WHEN RACHEL GEER’S kids started slam-dunking a basketball into a nearby plastic hoop with the sofa as their launchpad, she suppressed the urge to scold. After all, they’d been stuck inside for 10 months. Luckily for the Chapel Hill, N.C., business analyst, the abused couch was a Nugget, the sort of modular sofa designed for such debauchery that interiors pros are recommending to families with children.

Beyond their resilience, such pieces are masters of metamorphosis. Amanda Lantz, a designer in Carmel, Ind., appreciates Jaxx’s boxy Modular Kid’s Love seat and Ottoman ($159, brookstone.com) for its ability to transform into a table or sleeper for nap time. Also safely soft-edged, the Kinbor Children’s Sofa can be reconfigured into a table and four chairs. With any modular set-up, Ms. Lantz recommends sticking to durable performance fabric such as Crypton or Inside-Out: “The last thing you want is something kids can crawl all over where every stain is going to show.”
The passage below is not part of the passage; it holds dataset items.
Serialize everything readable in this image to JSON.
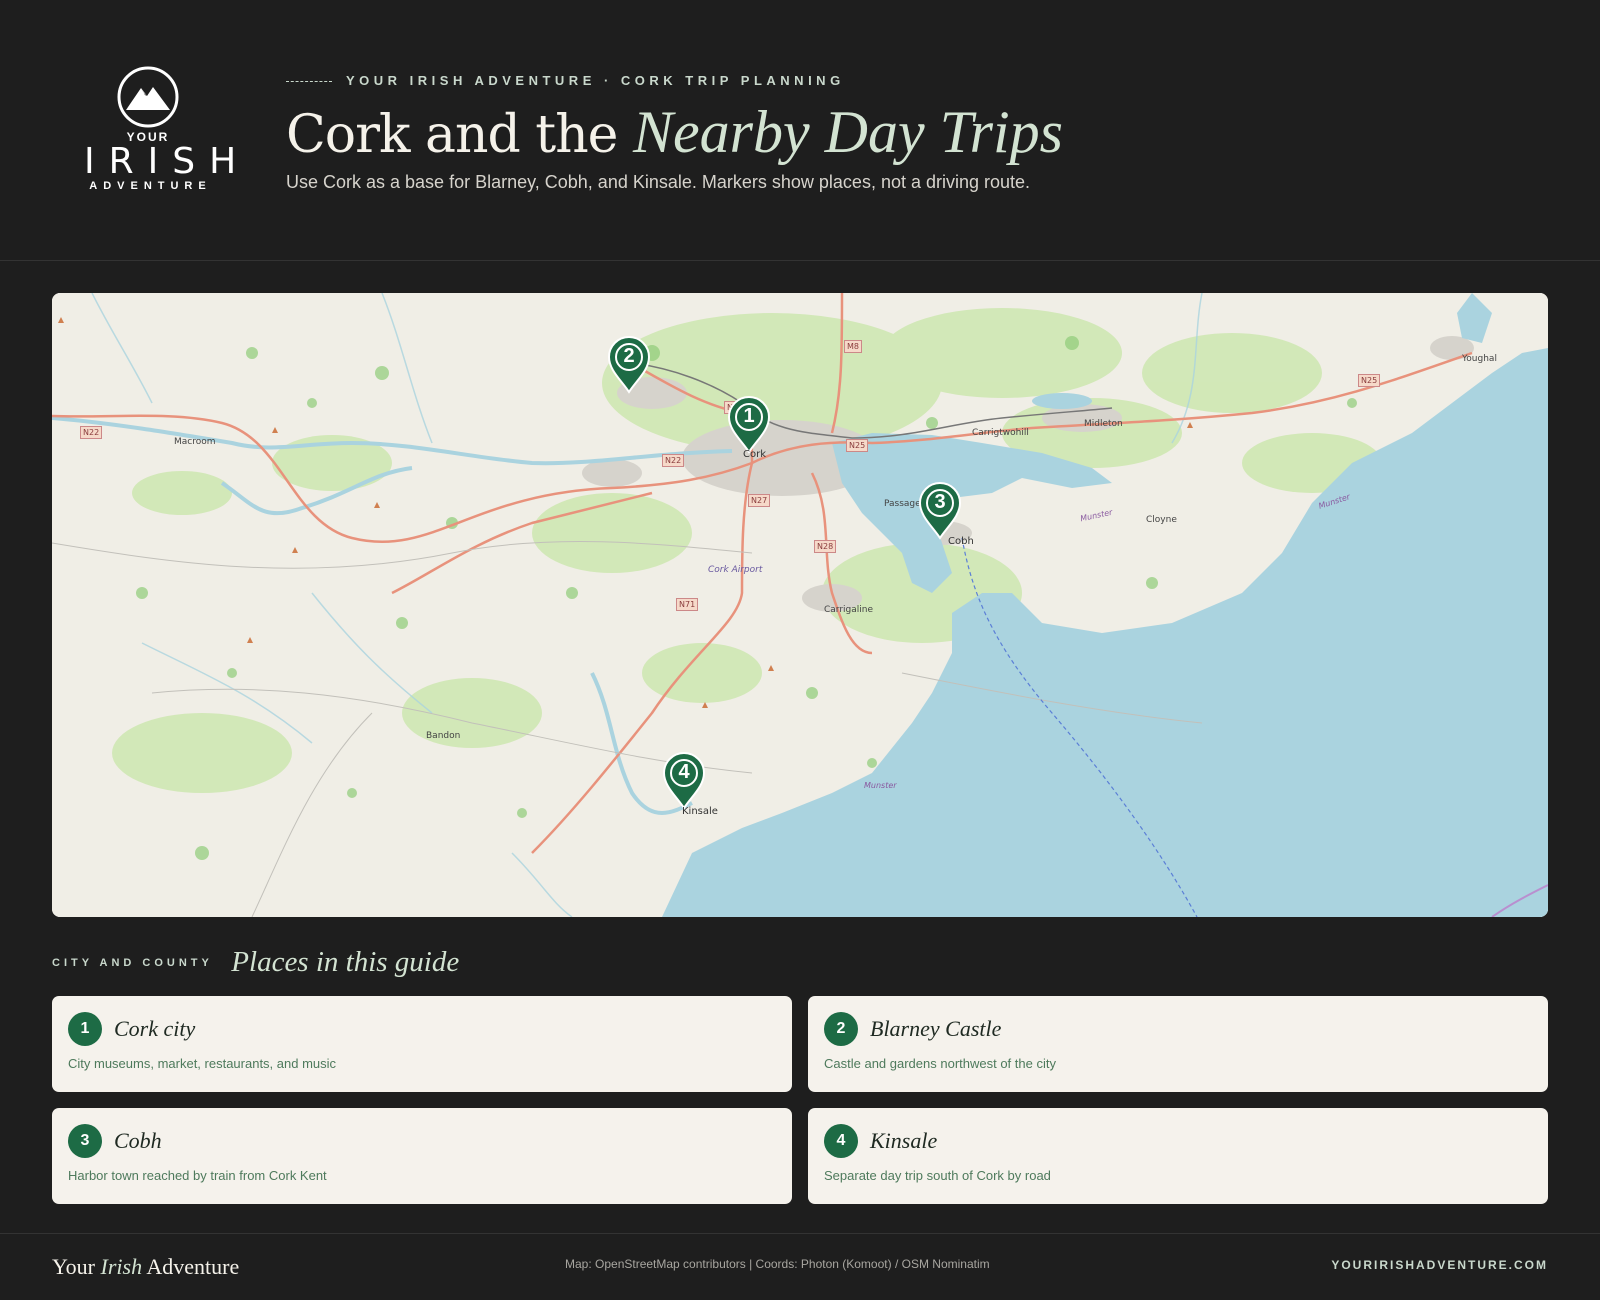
{
  "header": {
    "logo": {
      "your": "YOUR",
      "irish": "IRISH",
      "adventure": "ADVENTURE"
    },
    "eyebrow": "YOUR IRISH ADVENTURE · CORK TRIP PLANNING",
    "title_plain": "Cork and the ",
    "title_italic": "Nearby Day Trips",
    "subtitle": "Use Cork as a base for Blarney, Cobh, and Kinsale. Markers show places, not a driving route."
  },
  "map": {
    "markers": [
      {
        "number": "1",
        "label": "Cork"
      },
      {
        "number": "2",
        "label": ""
      },
      {
        "number": "3",
        "label": "Cobh"
      },
      {
        "number": "4",
        "label": "Kinsale"
      }
    ],
    "towns": [
      "Macroom",
      "Youghal",
      "Midleton",
      "Carrigtwohill",
      "Passage West",
      "Cloyne",
      "Carrigaline",
      "Bandon",
      "Cork Airport"
    ],
    "roads": [
      "N22",
      "N20",
      "M8",
      "N25",
      "N22",
      "N27",
      "N28",
      "N71",
      "N22",
      "N25"
    ],
    "sea_labels": [
      "Munster",
      "Munster",
      "Munster"
    ],
    "colors": {
      "land": "#f0eee6",
      "sea": "#aad3df",
      "green": "#c8e6a8",
      "road": "#e8927c",
      "urban": "#d9d6d0",
      "marker": "#1d6b45"
    }
  },
  "places": {
    "eyebrow": "CITY AND COUNTY",
    "title": "Places in this guide",
    "items": [
      {
        "number": "1",
        "name": "Cork city",
        "desc": "City museums, market, restaurants, and music"
      },
      {
        "number": "2",
        "name": "Blarney Castle",
        "desc": "Castle and gardens northwest of the city"
      },
      {
        "number": "3",
        "name": "Cobh",
        "desc": "Harbor town reached by train from Cork Kent"
      },
      {
        "number": "4",
        "name": "Kinsale",
        "desc": "Separate day trip south of Cork by road"
      }
    ]
  },
  "footer": {
    "brand_1": "Your ",
    "brand_italic": "Irish",
    "brand_2": " Adventure",
    "credits": "Map: OpenStreetMap contributors | Coords: Photon (Komoot) / OSM Nominatim",
    "site": "YOURIRISHADVENTURE.COM"
  }
}
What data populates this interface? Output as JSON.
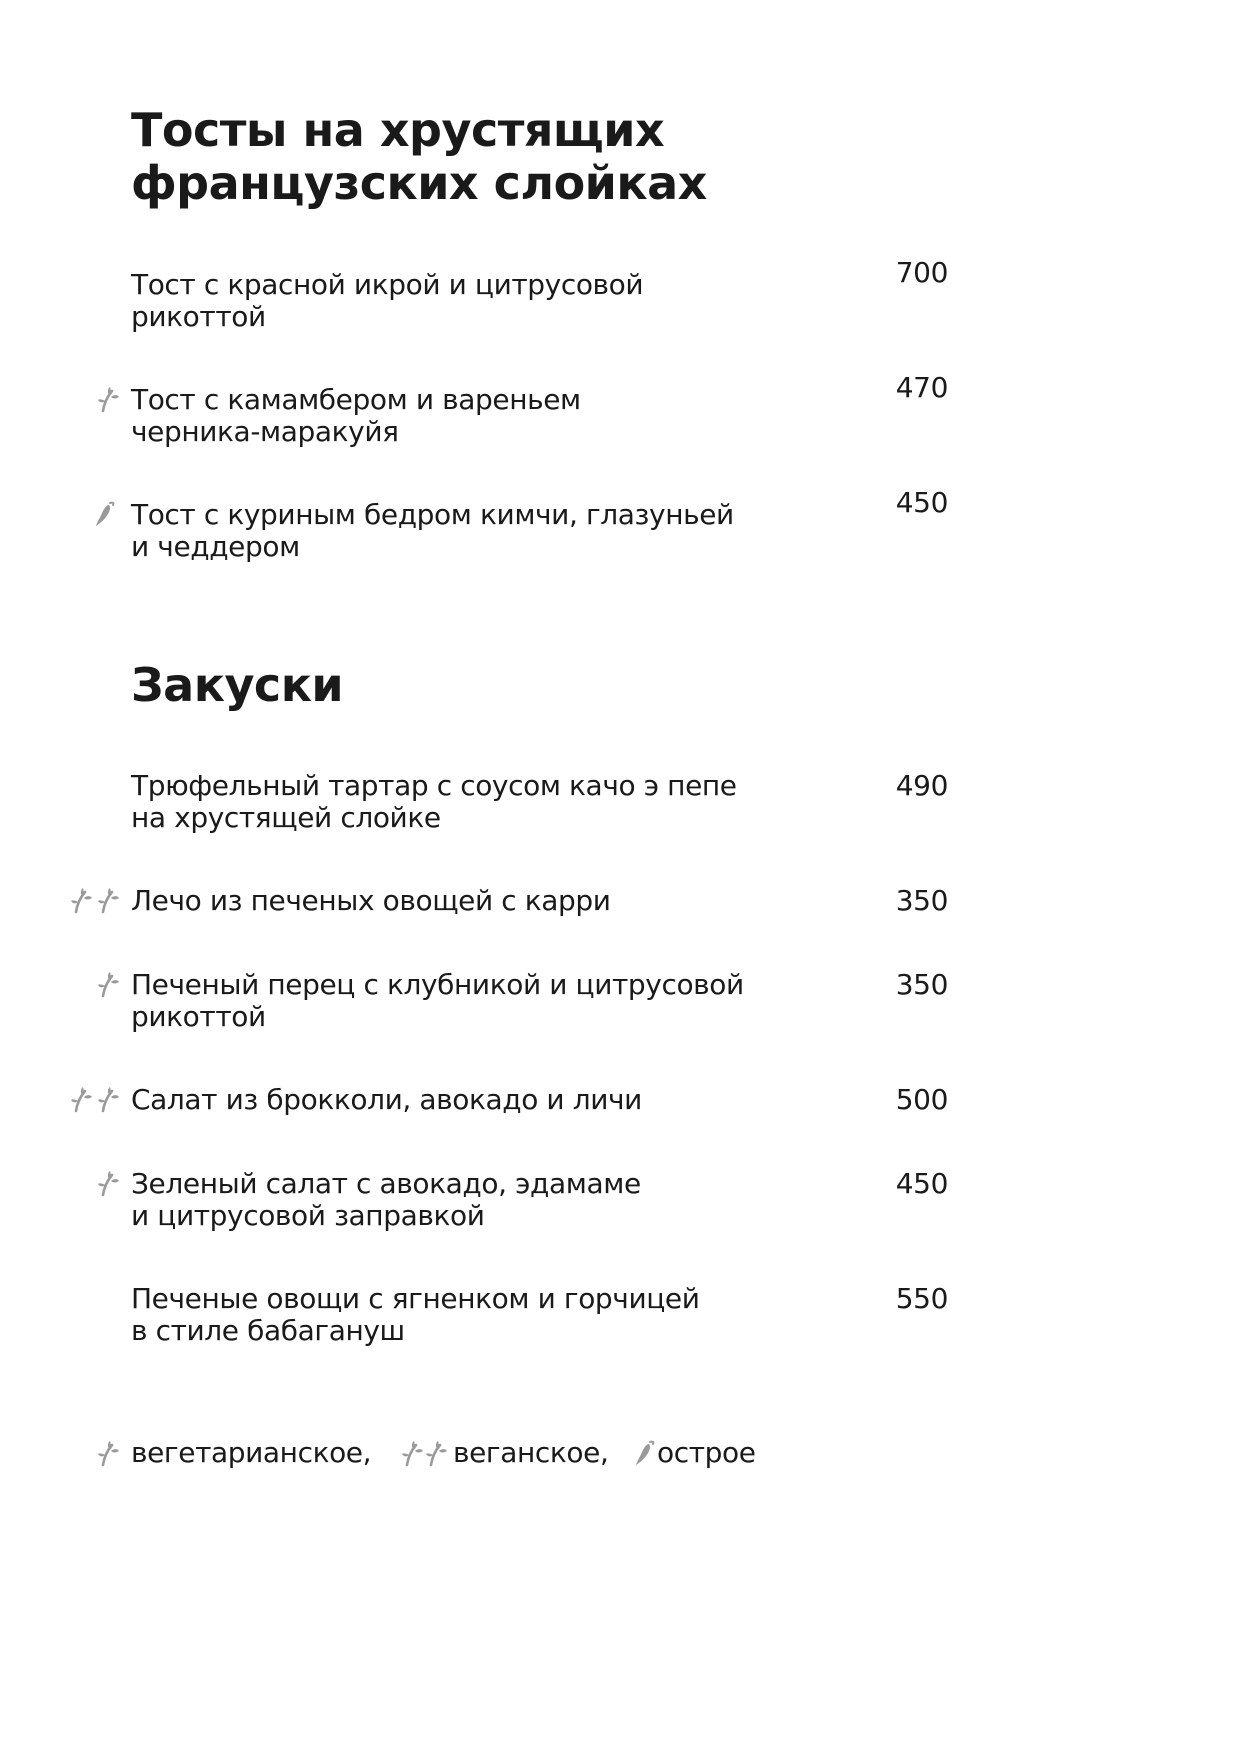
{
  "sections": [
    {
      "title_lines": [
        "Тосты на хрустящих",
        "французских слойках"
      ],
      "items": [
        {
          "lines": [
            "Тост с красной икрой и цитрусовой",
            "рикоттой"
          ],
          "price": "700",
          "icons": []
        },
        {
          "lines": [
            "Тост  с камамбером и вареньем",
            "черника-маракуйя"
          ],
          "price": "470",
          "icons": [
            "vegetarian"
          ]
        },
        {
          "lines": [
            "Тост  с куриным бедром кимчи, глазуньей",
            "и чеддером"
          ],
          "price": "450",
          "icons": [
            "spicy"
          ]
        }
      ]
    },
    {
      "title_lines": [
        "Закуски"
      ],
      "items": [
        {
          "lines": [
            "Трюфельный тартар с соусом качо э пепе",
            "на хрустящей слойке"
          ],
          "price": "490",
          "icons": []
        },
        {
          "lines": [
            "Лечо из печеных овощей с карри"
          ],
          "price": "350",
          "icons": [
            "vegan"
          ]
        },
        {
          "lines": [
            "Печеный перец с клубникой и цитрусовой",
            "рикоттой"
          ],
          "price": "350",
          "icons": [
            "vegetarian"
          ]
        },
        {
          "lines": [
            "Салат из брокколи, авокадо и личи"
          ],
          "price": "500",
          "icons": [
            "vegan"
          ]
        },
        {
          "lines": [
            "Зеленый салат с авокадо, эдамаме",
            "и цитрусовой заправкой"
          ],
          "price": "450",
          "icons": [
            "vegetarian"
          ]
        },
        {
          "lines": [
            "Печеные овощи с ягненком и горчицей",
            "в стиле бабагануш"
          ],
          "price": "550",
          "icons": []
        }
      ]
    }
  ],
  "legend": {
    "vegetarian": "вегетарианское,",
    "vegan": "веганское,",
    "spicy": "острое"
  },
  "icons": {
    "vegetarian": "sprout-icon",
    "vegan": "double-sprout-icon",
    "spicy": "chili-pepper-icon"
  },
  "colors": {
    "text": "#1a1a1a",
    "icon": "#9a9a9a"
  }
}
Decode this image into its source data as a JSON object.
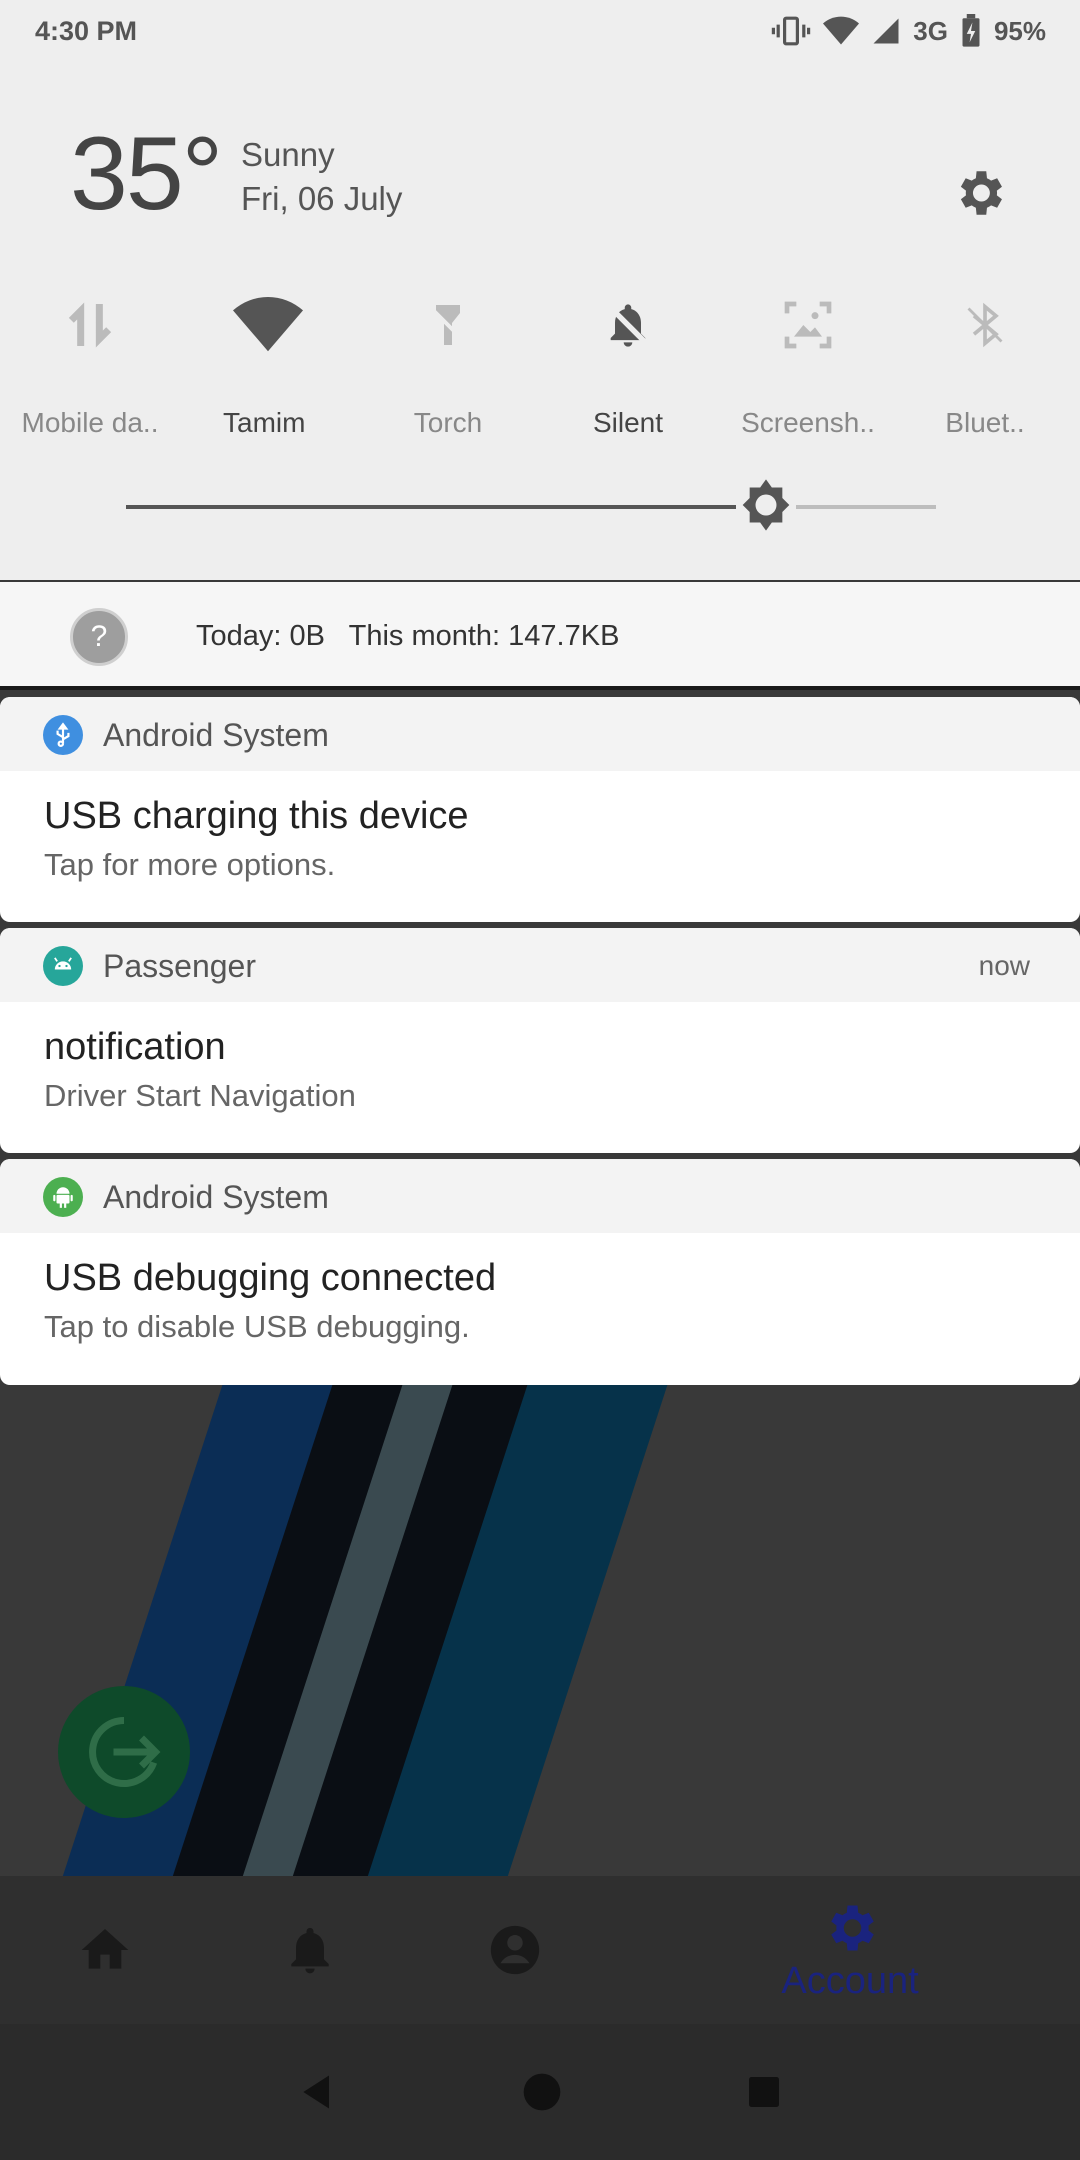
{
  "status_bar": {
    "time": "4:30 PM",
    "network": "3G",
    "battery": "95%"
  },
  "weather": {
    "temp": "35°",
    "condition": "Sunny",
    "date": "Fri, 06 July"
  },
  "quick_settings": [
    {
      "label": "Mobile da..",
      "icon": "mobile-data-icon",
      "active": false
    },
    {
      "label": "Tamim",
      "icon": "wifi-icon",
      "active": true
    },
    {
      "label": "Torch",
      "icon": "torch-icon",
      "active": false
    },
    {
      "label": "Silent",
      "icon": "silent-icon",
      "active": true
    },
    {
      "label": "Screensh..",
      "icon": "screenshot-icon",
      "active": false
    },
    {
      "label": "Bluet..",
      "icon": "bluetooth-icon",
      "active": false
    }
  ],
  "brightness": {
    "level": 0.79
  },
  "data_usage": {
    "text": "Today: 0B   This month: 147.7KB"
  },
  "notifications": [
    {
      "app": "Android System",
      "time": "",
      "title": "USB charging this device",
      "body": "Tap for more options.",
      "icon": "usb-icon",
      "icon_color": "#3f8fe0"
    },
    {
      "app": "Passenger",
      "time": "now",
      "title": "notification",
      "body": "Driver Start Navigation",
      "icon": "android-icon",
      "icon_color": "#26a69a"
    },
    {
      "app": "Android System",
      "time": "",
      "title": "USB debugging connected",
      "body": "Tap to disable USB debugging.",
      "icon": "android-icon",
      "icon_color": "#4caf50"
    }
  ],
  "bottom_nav": {
    "account_label": "Account"
  },
  "colors": {
    "accent": "#1a237e",
    "shade": "#eeeeee"
  }
}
Kids can flip, flop and prod the Nugget, from a sofa to bed to fort without help from mom or dad. Also fueling its feverish popularity: washable slipcovers and dense foam cushions. In 2020, sales of the modular settee—launched in 2014 by Nugget Comfort, based in Butner, N. C.—shot up roughly 250% over the previous year, according to co-founder Ryan Cocca. There’s currently a 3-month waiting list. Available in 15 solid colors, the sofa can also jibe aesthetically with adult décor. “I was able to incorporate the Nugget into the den of my home without it looking like a kids’ toy,” Ms. Geer said.

Some modular sofas deliver higher style at higher prices. Roche Bobois ’s tufted and piped Mah Jong blocks come in a virtually endless choice of pattern, including Missoni’s signature zigzag (from $2,120 per cushion, roche-bobois.com). Designer Jamie Drake in New York relies on Pierre Paulin’s Dune Sofa, which can be reconfigured into hillocks and meadows for imaginative play and extra sleepover spaces (from $4,700 per piece, ralphpucci.com). “With the right modular furniture, kids can be left to their creative devices,” said Mr. Drake, “and when they’re not commandeering it the adults can sink in and relax.”

In intergenerational spaces, Ms. Lantz mixes mutable sofas with pop art and a shaggy rug to “make the room not feel so serious.” Another destodgifier: oversize floor pillows. As a bonus, “they work as extra fort-building material.”